More recently, the focus in geometry has been on geometric space figures and on their properties that remain invariant under certain transformations.

### Subdivisions

**Analytic geometry**is a branch of geometry that originated in René Descartes and Pierre de Fermat’s works, in which figures are represented in \(\mathbb{R}^{2}\) or \(\mathbb{R}^{3}\), that is, in a space with a two-dimensional or three-dimensional Cartesian coordinate system.

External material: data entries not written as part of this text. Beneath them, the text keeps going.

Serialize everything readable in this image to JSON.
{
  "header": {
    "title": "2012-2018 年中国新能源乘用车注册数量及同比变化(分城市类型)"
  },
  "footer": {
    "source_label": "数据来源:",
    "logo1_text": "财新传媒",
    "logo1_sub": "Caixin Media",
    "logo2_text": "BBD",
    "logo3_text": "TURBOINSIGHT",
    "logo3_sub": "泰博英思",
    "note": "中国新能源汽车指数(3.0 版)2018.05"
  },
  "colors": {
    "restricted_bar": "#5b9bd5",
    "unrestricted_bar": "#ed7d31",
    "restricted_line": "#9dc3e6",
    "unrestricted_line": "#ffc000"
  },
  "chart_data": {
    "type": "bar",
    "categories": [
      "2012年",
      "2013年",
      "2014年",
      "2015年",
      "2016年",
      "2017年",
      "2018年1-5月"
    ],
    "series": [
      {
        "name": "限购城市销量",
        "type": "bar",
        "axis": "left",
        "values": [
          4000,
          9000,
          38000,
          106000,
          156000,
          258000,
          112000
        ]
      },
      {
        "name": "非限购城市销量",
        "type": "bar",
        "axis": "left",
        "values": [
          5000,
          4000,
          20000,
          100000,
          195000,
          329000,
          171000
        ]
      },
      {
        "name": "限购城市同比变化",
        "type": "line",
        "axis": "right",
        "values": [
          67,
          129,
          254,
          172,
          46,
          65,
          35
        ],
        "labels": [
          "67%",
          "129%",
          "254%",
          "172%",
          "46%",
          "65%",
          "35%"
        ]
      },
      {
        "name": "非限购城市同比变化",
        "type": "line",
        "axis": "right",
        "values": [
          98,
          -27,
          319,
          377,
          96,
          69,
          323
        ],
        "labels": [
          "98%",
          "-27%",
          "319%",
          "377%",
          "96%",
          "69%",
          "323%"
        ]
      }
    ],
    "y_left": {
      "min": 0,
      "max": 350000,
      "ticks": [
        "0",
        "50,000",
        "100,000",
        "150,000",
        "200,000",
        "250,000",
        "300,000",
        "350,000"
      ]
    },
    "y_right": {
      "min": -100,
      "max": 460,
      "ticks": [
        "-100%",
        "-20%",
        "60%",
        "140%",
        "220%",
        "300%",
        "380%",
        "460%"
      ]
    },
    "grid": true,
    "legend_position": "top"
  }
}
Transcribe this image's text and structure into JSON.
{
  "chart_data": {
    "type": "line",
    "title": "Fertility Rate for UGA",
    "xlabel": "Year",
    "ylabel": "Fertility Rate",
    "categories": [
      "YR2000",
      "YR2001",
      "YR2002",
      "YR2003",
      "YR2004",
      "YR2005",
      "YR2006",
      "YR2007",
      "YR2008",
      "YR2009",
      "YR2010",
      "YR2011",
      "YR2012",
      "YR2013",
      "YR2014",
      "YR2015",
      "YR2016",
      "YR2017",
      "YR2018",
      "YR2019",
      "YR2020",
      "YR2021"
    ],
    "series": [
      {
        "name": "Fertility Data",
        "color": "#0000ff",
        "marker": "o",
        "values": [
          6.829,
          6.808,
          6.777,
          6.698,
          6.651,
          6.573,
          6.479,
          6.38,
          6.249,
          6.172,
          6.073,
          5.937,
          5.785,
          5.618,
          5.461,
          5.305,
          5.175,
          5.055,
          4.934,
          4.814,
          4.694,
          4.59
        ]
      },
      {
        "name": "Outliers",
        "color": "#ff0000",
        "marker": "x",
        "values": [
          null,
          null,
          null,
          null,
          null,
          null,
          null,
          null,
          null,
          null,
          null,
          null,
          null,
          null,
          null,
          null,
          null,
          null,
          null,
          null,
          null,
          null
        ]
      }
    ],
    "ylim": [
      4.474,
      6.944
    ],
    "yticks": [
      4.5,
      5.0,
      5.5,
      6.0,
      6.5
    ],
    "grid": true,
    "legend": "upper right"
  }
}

Therefore, in analytic geometry, geometry problems are solved using algebraic calculation tools.**Solid geometry**is the branch of geometry concerned with the relative positions of plane figures and three-dimensional figures.**Descriptive geometry**is the branch of geometry concerned with the orthogonal projections of space figures onto two perpendicular planes.**Plane geometry**is the branch of geometry concerned with figures constructed on a same plane. The frame of reference for plane geometry is the geometric plane.**Projective geometry**is the branch of geometry concerned with the intuitive concepts of perspective and horizon. It deals with the properties of figures that are invariant under central projections with one, two or three vanishing points.

### Etymological note

The term “geometry” is derived from the Greek γεωμέτρης (geōmétrēs), meaning “geometer” or “land-surveyor,” and from γῆ (gê), meaning “earth” and μέτρον (metron) meaning “measurement.” Therefore, it is “the science of measuring land.”